No-Stop Apartment was part of a line of inquiry in which furniture was no longer understood merely as a matter of interior arrangement, but instead became a true generator of space. In the context of reclaiming industrial, open, and indeterminate spaces, architecture was no longer defined solely by the construction of walls, but by the introduction of systems, objects, and devices capable of organizing uses and activities.
This workshop was developed in collaboration with PMF-System around an innovative assembly system that allows the completely free creation of structures. This invention was designed to enable the rapid and intuitive mounting, dismantling, and assembly of tubular structures. The assembly technique is integrated into a family of joints and components developed by PMF-System, whose aim is to facilitate the design and implementation of frames intended for all types of furniture.

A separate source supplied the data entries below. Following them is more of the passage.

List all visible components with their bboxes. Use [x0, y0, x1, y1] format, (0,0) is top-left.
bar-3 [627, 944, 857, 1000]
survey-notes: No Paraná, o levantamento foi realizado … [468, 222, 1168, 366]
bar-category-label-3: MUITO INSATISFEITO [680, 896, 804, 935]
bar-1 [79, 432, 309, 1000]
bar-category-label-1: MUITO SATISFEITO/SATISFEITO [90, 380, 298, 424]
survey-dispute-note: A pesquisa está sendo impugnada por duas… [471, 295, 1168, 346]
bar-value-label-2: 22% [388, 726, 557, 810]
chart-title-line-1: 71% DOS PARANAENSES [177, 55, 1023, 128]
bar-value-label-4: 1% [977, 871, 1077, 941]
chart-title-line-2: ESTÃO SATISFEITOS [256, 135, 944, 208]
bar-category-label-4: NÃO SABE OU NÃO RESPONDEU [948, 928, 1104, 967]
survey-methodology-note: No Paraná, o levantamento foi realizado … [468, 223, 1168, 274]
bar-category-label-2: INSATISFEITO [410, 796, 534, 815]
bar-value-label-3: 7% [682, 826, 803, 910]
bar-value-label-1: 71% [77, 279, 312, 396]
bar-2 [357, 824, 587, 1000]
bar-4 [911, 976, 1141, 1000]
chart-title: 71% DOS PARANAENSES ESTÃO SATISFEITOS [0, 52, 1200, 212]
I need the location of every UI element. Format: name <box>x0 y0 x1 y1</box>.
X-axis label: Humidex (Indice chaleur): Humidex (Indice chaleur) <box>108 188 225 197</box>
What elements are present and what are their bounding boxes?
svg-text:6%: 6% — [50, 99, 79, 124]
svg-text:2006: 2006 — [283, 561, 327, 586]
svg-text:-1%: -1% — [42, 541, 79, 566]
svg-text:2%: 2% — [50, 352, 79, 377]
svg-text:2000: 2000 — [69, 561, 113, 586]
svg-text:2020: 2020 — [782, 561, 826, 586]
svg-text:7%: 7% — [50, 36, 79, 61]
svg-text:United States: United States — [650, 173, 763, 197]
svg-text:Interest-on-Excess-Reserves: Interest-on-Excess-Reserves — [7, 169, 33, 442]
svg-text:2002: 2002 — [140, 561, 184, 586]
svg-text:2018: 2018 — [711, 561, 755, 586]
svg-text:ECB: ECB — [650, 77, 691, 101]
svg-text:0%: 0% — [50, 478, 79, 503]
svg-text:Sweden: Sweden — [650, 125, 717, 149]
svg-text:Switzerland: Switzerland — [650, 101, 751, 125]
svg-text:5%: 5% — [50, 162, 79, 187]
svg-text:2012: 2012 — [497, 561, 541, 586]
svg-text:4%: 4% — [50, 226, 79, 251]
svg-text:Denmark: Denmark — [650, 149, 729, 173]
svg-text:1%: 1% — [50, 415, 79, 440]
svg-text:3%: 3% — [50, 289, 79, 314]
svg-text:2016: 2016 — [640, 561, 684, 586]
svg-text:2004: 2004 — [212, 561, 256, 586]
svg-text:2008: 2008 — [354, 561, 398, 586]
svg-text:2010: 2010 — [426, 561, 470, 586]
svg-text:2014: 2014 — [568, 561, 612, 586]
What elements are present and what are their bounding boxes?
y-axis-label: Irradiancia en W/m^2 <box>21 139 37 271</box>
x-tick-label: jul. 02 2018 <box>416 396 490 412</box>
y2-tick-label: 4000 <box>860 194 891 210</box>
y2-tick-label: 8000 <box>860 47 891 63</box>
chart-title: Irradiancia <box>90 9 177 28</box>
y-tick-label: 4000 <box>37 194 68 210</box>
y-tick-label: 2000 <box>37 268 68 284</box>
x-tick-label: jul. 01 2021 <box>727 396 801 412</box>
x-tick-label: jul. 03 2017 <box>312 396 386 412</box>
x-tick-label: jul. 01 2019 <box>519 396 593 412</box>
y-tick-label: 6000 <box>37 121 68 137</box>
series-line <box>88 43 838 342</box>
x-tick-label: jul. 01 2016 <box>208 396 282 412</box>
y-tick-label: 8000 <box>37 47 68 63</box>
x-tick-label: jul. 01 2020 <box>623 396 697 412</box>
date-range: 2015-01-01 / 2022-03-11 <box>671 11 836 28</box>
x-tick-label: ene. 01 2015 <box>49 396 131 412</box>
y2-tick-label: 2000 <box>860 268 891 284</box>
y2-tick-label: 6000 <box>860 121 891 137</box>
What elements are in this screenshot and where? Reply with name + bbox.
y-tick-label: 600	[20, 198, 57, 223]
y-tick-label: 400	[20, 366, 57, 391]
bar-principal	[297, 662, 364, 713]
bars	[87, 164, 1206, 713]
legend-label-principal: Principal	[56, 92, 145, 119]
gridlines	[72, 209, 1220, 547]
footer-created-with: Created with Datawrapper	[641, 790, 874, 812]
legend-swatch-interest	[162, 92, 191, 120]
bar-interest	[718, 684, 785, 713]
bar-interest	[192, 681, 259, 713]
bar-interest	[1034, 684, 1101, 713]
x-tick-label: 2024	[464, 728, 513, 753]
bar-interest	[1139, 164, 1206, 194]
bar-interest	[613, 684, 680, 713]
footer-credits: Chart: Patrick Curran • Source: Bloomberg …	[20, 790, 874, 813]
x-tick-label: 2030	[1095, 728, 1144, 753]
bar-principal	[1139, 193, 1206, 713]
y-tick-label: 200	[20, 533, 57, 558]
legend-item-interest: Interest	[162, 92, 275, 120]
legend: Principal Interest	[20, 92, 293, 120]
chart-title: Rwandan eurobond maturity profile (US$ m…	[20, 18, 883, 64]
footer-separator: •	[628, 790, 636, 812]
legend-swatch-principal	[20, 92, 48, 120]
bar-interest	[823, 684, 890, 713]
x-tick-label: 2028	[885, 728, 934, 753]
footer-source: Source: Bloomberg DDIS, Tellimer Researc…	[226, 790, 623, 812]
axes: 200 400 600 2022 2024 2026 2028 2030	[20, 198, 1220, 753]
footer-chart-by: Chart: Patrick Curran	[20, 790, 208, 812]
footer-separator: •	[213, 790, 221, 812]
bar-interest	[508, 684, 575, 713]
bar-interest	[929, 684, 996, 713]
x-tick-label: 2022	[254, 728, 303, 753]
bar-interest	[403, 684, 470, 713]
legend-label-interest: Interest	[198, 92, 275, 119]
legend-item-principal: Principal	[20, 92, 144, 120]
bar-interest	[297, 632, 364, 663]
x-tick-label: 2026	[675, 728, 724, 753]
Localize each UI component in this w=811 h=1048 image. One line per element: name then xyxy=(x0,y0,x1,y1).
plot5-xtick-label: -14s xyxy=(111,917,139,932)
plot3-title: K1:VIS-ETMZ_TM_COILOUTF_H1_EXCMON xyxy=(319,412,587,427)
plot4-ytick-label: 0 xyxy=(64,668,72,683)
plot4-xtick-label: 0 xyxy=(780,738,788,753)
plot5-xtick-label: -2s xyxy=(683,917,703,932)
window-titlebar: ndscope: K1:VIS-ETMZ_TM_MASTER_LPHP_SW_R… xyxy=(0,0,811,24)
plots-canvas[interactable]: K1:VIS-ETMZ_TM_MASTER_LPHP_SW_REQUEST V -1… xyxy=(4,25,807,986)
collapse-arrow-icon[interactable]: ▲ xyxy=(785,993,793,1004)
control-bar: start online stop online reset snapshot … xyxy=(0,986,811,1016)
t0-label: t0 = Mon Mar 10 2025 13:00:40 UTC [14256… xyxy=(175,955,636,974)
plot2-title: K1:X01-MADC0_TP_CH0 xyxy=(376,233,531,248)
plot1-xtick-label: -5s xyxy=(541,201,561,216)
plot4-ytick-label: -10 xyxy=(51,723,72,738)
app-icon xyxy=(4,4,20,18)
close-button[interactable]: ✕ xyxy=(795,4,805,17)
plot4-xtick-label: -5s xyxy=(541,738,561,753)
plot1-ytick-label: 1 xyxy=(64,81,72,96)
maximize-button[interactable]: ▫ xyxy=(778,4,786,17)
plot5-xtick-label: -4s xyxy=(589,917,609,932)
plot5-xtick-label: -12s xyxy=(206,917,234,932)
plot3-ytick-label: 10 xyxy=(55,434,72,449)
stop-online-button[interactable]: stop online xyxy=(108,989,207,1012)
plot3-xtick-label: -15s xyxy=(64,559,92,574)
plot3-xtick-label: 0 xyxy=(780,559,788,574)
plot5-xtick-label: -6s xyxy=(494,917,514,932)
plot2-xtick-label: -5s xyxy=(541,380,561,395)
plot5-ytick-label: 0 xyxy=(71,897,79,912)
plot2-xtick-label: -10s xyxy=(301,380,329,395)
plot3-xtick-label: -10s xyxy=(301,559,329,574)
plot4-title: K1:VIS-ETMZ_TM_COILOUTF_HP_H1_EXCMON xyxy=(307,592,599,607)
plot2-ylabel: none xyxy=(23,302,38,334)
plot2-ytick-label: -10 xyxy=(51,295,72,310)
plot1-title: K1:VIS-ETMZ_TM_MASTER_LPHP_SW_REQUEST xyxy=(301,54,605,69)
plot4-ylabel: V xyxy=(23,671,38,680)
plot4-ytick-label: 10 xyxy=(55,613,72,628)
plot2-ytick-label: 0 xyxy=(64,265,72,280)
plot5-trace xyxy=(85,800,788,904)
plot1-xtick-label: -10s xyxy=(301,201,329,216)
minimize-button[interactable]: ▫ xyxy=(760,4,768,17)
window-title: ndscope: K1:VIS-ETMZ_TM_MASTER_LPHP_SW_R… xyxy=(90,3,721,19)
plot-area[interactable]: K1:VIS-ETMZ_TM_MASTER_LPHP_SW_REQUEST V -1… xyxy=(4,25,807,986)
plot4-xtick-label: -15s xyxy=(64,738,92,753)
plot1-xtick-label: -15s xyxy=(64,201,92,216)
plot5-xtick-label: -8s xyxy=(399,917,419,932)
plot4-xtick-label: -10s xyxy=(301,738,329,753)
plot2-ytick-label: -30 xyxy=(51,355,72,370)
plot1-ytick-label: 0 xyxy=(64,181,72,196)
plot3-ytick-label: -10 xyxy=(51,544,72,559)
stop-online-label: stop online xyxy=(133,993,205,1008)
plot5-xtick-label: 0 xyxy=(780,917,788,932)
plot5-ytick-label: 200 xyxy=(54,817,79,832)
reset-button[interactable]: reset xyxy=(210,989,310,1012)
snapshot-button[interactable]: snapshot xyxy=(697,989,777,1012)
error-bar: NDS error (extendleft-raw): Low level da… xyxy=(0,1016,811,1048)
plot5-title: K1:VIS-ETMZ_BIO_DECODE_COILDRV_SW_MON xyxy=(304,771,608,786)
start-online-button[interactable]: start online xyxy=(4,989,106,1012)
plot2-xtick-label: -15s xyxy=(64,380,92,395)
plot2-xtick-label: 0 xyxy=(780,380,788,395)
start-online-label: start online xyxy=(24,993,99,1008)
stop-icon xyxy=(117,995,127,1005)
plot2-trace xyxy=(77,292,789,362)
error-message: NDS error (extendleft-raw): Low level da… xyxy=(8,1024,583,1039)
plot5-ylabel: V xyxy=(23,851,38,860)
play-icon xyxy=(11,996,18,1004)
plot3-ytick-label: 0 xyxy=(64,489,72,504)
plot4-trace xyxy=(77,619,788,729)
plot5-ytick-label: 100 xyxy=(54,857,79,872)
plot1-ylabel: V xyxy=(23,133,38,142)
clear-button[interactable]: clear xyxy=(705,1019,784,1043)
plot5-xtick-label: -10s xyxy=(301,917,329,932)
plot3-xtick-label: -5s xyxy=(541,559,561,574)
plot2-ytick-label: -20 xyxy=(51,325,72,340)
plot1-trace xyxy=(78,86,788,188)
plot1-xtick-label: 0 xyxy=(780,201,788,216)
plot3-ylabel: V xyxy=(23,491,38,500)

The project echoed No-Stop City, which proposed a continuous and non-hierarchical vision of space, where boundaries disappeared in favor of a homogeneous grid activated by flows and equipment. At the domestic scale, this logic translated into a spatial continuity in which furniture became infrastructure. We also questioned the capacity of furniture and domestic devices to produce space by working through compactness, repetition, and the intensification of uses.
Thus, No-Stop Apartment proposed an exploration of a continuous, evolving, and non-fixed form of habitation, where furniture alternately became structure, threshold, and territory. More than a simple furnishing element, it constituted an architecture in itself, capable of transforming a raw space into an inhabited landscape.